In order to conduct this analysis, we selected all patients who received only CAR-T after the FDA approval of mAbs in DLBCL and checked to see what percent of patients had already been exposed to a mAb prior to CAR-T receipt. The data clearly shows a trend that, within three years of mAb approval, nearly ~20% of DLBCL CAR-T patients have already been exposed to a CD-19 targeting mAbs. By understanding a provider’s sequencing decisions, commercial teams can create product positioning strategies and targeted messaging and specific field force education to help increase CAR-T access to eligible patients.
Previously, analyses like this were labor intensive and required considerable market research to glean only the most surface-level insights about CAR-T adoption and sequencing. These two examples are only scratching the surface of how RWD can be used to unlock the systemic, structural, and behavioral factors influencing cell and gene therapy adoption among healthcare providers. By leveraging RWD coupled with advanced analytics and powerful software tools, like Komodo’s Prism and Sentinel applications as used here, we are getting a deeper understanding of how therapies are prescribed and adopted, and the ability to track associated outcomes.

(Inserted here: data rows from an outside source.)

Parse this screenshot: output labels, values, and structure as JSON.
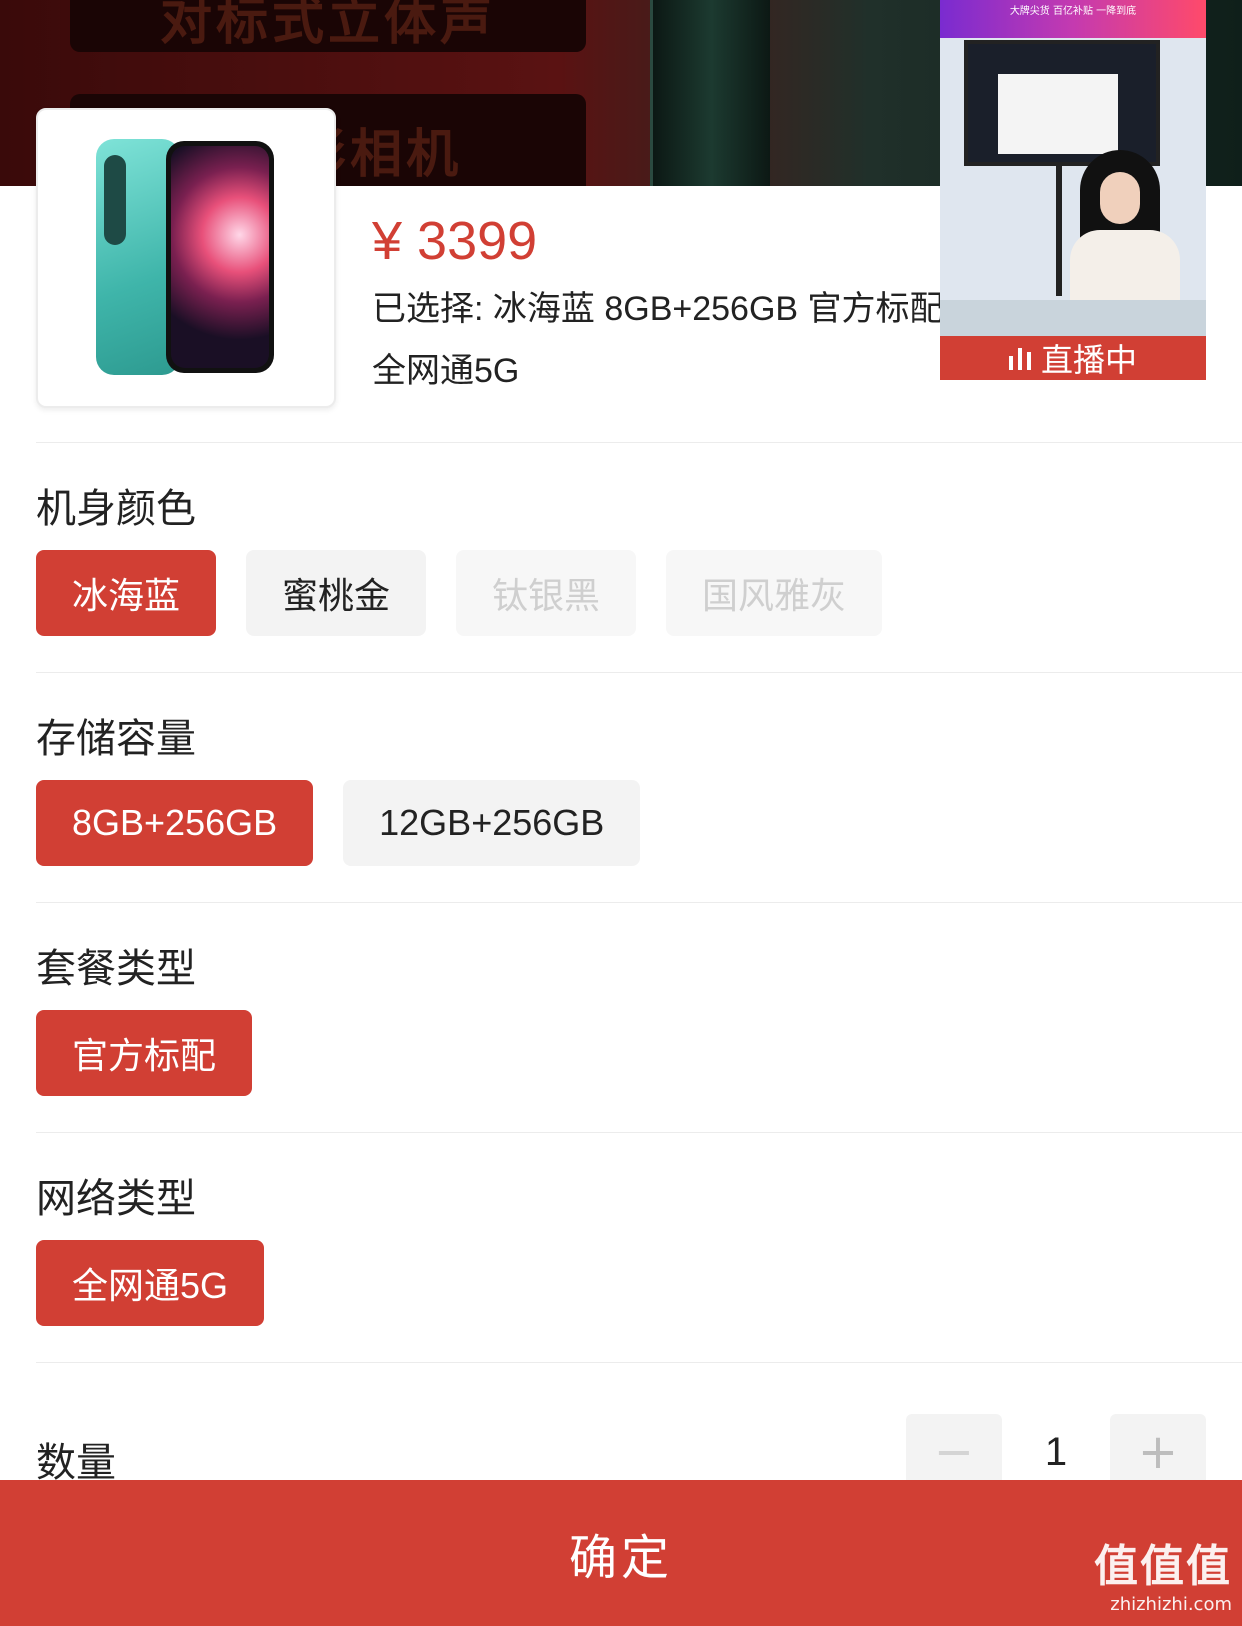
{
  "background": {
    "banner_top": "对标式立体声",
    "banner_mid": "K电影相机"
  },
  "product": {
    "price": "¥ 3399",
    "selected_text": "已选择: 冰海蓝 8GB+256GB 官方标配 全网通5G"
  },
  "live": {
    "top_text": "大牌尖货 百亿补贴 一降到底",
    "badge": "直播中"
  },
  "groups": [
    {
      "title": "机身颜色",
      "options": [
        {
          "label": "冰海蓝",
          "state": "selected"
        },
        {
          "label": "蜜桃金",
          "state": "normal"
        },
        {
          "label": "钛银黑",
          "state": "disabled"
        },
        {
          "label": "国风雅灰",
          "state": "disabled"
        }
      ]
    },
    {
      "title": "存储容量",
      "options": [
        {
          "label": "8GB+256GB",
          "state": "selected"
        },
        {
          "label": "12GB+256GB",
          "state": "normal"
        }
      ]
    },
    {
      "title": "套餐类型",
      "options": [
        {
          "label": "官方标配",
          "state": "selected"
        }
      ]
    },
    {
      "title": "网络类型",
      "options": [
        {
          "label": "全网通5G",
          "state": "selected"
        }
      ]
    }
  ],
  "quantity": {
    "label": "数量",
    "value": "1",
    "minus_symbol": "−",
    "plus_symbol": "+"
  },
  "confirm_label": "确定",
  "watermark": {
    "logo": "值值值",
    "url": "zhizhizhi.com"
  },
  "colors": {
    "accent": "#d13f34",
    "option_bg": "#f3f3f3",
    "disabled_text": "#cfcfcf"
  }
}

Armed with these insights, Life Sciences teams can begin to map referral patterns amongst providers, identify key opinion leaders, and measure market penetration and adoption to ensure timely intervention and improve patient outcomes. Most importantly, they can approach providers with concrete data to illustrate the potential in a new treatment and, ultimately, help speed the adoption of promising therapies.